The popular online game "Fortnite" is a worldwide sensation drawing in tens of millions of users each month. But law enforcement officials say not every player is innocent, warning that child predators and money launderers are utilizing the gaming platform to carry out criminal activity targeting kids.
What are the details?
On Thursday, Florida Attorney General Ashley Moody's office announced the arrest of 41-year-old Anthony Gene Thomas, who is accused of using "Fortnite" to groom a teenager, soliciting pornographic photos and videos of the victim, and eventually luring the victim to his house and engaging in sexual activity. According to the press release, "authorities believe there could be as many as 20 additional victims."
"This case is disturbing not only because it involves child pornography, but also because a popular online game was used to communicate with the victim," Moody said in a statement, adding, "Parents need to know that predators will use any means possible to target and exploit a child. I am asking parents and guardians to please make sure you know who your children meet online, and talk to them about sexual predators."
"Fortnite" has both voice and chat options allowing users to interact with anyone else playing the game, which leaves kids vulnerable to being solicited by predators. The Huffington Post reported last year that according to one study, 25 percent of children and young people aged 11-18 have been contacted by a stranger online.

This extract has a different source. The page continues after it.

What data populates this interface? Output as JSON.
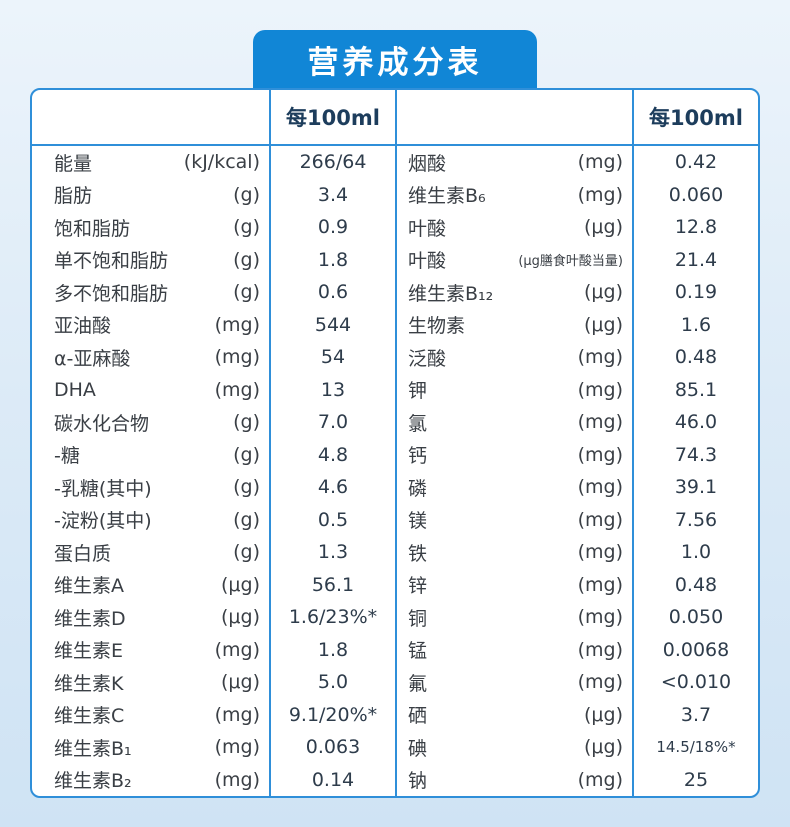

How about the money-laundering thing?
"Fortnite" also has its own currency, called V-bucks, which players can use to buy weapons and other gear in the game. Fox News reported Friday that money launderers are using stolen credit cards to purchase V-bucks, make in-game purchases, and resell the accessories to buyers on the dark web.

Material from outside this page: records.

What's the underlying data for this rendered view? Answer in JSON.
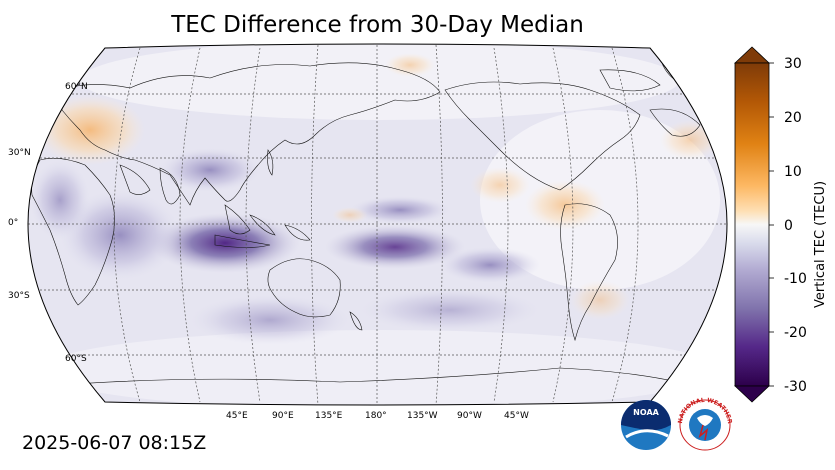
{
  "title": "TEC Difference from 30-Day Median",
  "timestamp": "2025-06-07 08:15Z",
  "map": {
    "projection": "Robinson",
    "central_longitude": 180,
    "graticule": true,
    "lat_labels": [
      "60°N",
      "30°N",
      "0°",
      "30°S",
      "60°S"
    ],
    "lon_labels": [
      "45°E",
      "90°E",
      "135°E",
      "180°",
      "135°W",
      "90°W",
      "45°W"
    ]
  },
  "colorbar": {
    "label": "Vertical TEC (TECU)",
    "ticks": [
      "30",
      "20",
      "10",
      "0",
      "-10",
      "-20",
      "-30"
    ],
    "min": -30,
    "max": 30,
    "colormap": "PuOr_r",
    "low_color": "#2d004b",
    "mid_color": "#f7f7f7",
    "high_color": "#7f3b08"
  },
  "logos": {
    "noaa": "NOAA",
    "nws": "NATIONAL WEATHER SERVICE"
  }
}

According to cyber security news site Dark Reading, young gamers are often the targets of thieves and phishing scams, because minors can be lured (or tricked) into sharing login credentials and other personal data like credit card information.

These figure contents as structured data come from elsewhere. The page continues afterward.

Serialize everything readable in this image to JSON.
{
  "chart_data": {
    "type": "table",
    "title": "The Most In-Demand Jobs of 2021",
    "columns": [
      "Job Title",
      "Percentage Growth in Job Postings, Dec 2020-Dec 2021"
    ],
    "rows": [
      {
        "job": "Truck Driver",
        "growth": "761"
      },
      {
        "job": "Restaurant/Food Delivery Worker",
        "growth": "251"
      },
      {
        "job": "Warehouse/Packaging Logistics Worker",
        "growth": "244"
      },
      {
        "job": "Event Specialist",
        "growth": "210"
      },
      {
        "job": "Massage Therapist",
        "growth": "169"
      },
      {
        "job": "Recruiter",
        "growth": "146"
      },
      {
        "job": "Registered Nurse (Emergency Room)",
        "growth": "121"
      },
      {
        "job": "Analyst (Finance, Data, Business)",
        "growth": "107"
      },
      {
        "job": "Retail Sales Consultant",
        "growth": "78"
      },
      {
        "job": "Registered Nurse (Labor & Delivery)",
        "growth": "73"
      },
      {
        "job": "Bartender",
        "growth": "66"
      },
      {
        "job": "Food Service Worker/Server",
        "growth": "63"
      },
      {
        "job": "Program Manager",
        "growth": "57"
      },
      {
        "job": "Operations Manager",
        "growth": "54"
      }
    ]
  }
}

Benjamin Preminger, a senior intelligence analyst at cybersecurity firm Sixgill, told Fox that "Fortnite" creator Epic Games could be doing more to stop criminal activity on the platform, saying, "Epic Games doesn't seem to clamp down in any serious way on criminal activity surrounding 'Fortnite,' money laundering or otherwise."
Preminger added that "several steps could be taken to mitigate the phenomenon, including monitoring the transfer of high-value goods in the game, identifying players with large stockpiles of V-bucks, and sharing data with relevant law enforcement agencies."
According to The Hollywood Reporter, Epic Games made $3 billion in revenue off "Fortnite" in 2018 alone.